Solving Identity Crisis in Animal Cells: Best Practices with DNA Barcodes and STR AnalysisMar 31, 2016 at 12:00 PM ET
Animal cell lines are important in vitro systems and tools for scientists in diverse disciplines such as basic cell biology, genetic mapping, gene expression, and gene therapy. Animal cell line identity, which is a crucial first step in cell line authentication, is frequently underappreciated and ignored by most research scientists. Over the years numerous cell lines have been shown to be misidentified due, in part, to poor techniques and inadequate authentication protocols. It is estimated that the financial loss incurred by misidentified cell lines is in the millions of dollars. Animal cell line identity now requires a comprehensive strategy that employs several complementary technologies. Technological advances have given rise to improved capabilities. An overview of these technologies to include STR analysis for human cell line identity and CO1 for animal cell line identity will be presented.

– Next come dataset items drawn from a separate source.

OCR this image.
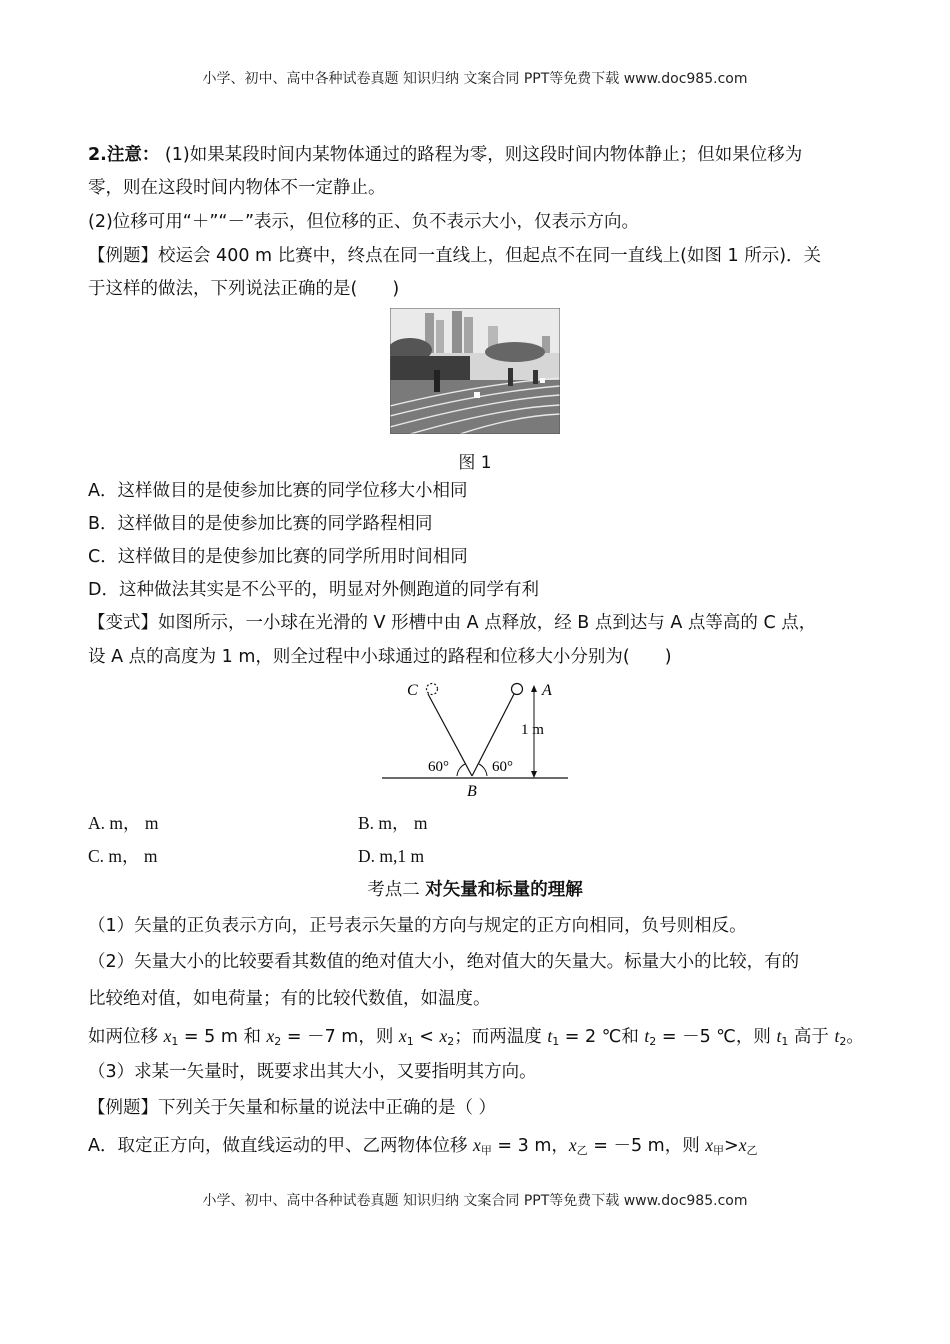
小学、初中、高中各种试卷真题 知识归纳 文案合同 PPT等免费下载 www.doc985.com
2.注意： (1)如果某段时间内某物体通过的路程为零，则这段时间内物体静止；但如果位移为
零，则在这段时间内物体不一定静止。
(2)位移可用“＋”“－”表示，但位移的正、负不表示大小，仅表示方向。
【例题】校运会 400 m 比赛中，终点在同一直线上，但起点不在同一直线上(如图 1 所示)．关
于这样的做法，下列说法正确的是(　　)
图 1
A．这样做目的是使参加比赛的同学位移大小相同
B．这样做目的是使参加比赛的同学路程相同
C．这样做目的是使参加比赛的同学所用时间相同
D．这种做法其实是不公平的，明显对外侧跑道的同学有利
【变式】如图所示，一小球在光滑的 V 形槽中由 A 点释放，经 B 点到达与 A 点等高的 C 点，
设 A 点的高度为 1 m，则全过程中小球通过的路程和位移大小分别为(　　)
C	A
B
1 m
60°	60°
A. m， m	B. m， m
C. m， m	D. m,1 m
考点二 对矢量和标量的理解
（1）矢量的正负表示方向，正号表示矢量的方向与规定的正方向相同，负号则相反。
（2）矢量大小的比较要看其数值的绝对值大小，绝对值大的矢量大。标量大小的比较，有的
比较绝对值，如电荷量；有的比较代数值，如温度。
如两位移 $x_1 = 5$ m 和 $x_2 = -7$ m，则 $x_1 < x_2$；而两温度 $t_1 = 2$ ℃和 $t_2 = -5$ ℃，则 $t_1$ 高于 $t_2$。
（3）求某一矢量时，既要求出其大小，又要指明其方向。
【例题】下列关于矢量和标量的说法中正确的是（ ）
A．取定正方向，做直线运动的甲、乙两物体位移 $x_甲 = 3$ m，$x_乙 = -5$ m，则 $x_甲>x_乙$
小学、初中、高中各种试卷真题 知识归纳 文案合同 PPT等免费下载 www.doc985.com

- Cell line authentication is critical to meet funding, quality control, and publication requirements
- Short tandem repeat (STR) profiling is an accepted form of authentication that differentiates human cell lines
- DNA barcoding complements STR profiling by providing species-specific identification
Yvonne Reid, PhD
Yvonne A. Reid, Ph.D., is a Consultant and former employee at ATCC. Dr. Reid has been at the forefront of developing and standardizing methods to characterize cell lines by enzymology, karyotyping, and more recently DNA profiling, and to propagate, cryopreserve, and track validated batches of thousands of animal cell lines and strains. These validation protocols have been adopted by cell banks around the world. In addition, Dr. Reid has been heavily involved in developing guidelines for authenticating cell lines and cell types.
Jason Cooper, MS
Adjunct Professor, Community College of Allegheny County
Jason Cooper, M.S., is a Biology Professor (Adjunct) at the Community College of Allegheny County in Pittsburgh, PA and a Science Writer at Thermo Fisher Scientific. He has worked as a scientist, researcher, and supervisor at Roche Molecular Systems, Aptagen, Inc., as well as ATCC. Most recently, Mr. Cooper has been pivotal in the development and adoption of the consensus standard ASN-0003 for interspecies cell line identity, based on DNA barcoding. He is currently working on a new standard for species level identification and cross-contamination screening in animal cells by multiplex PCR.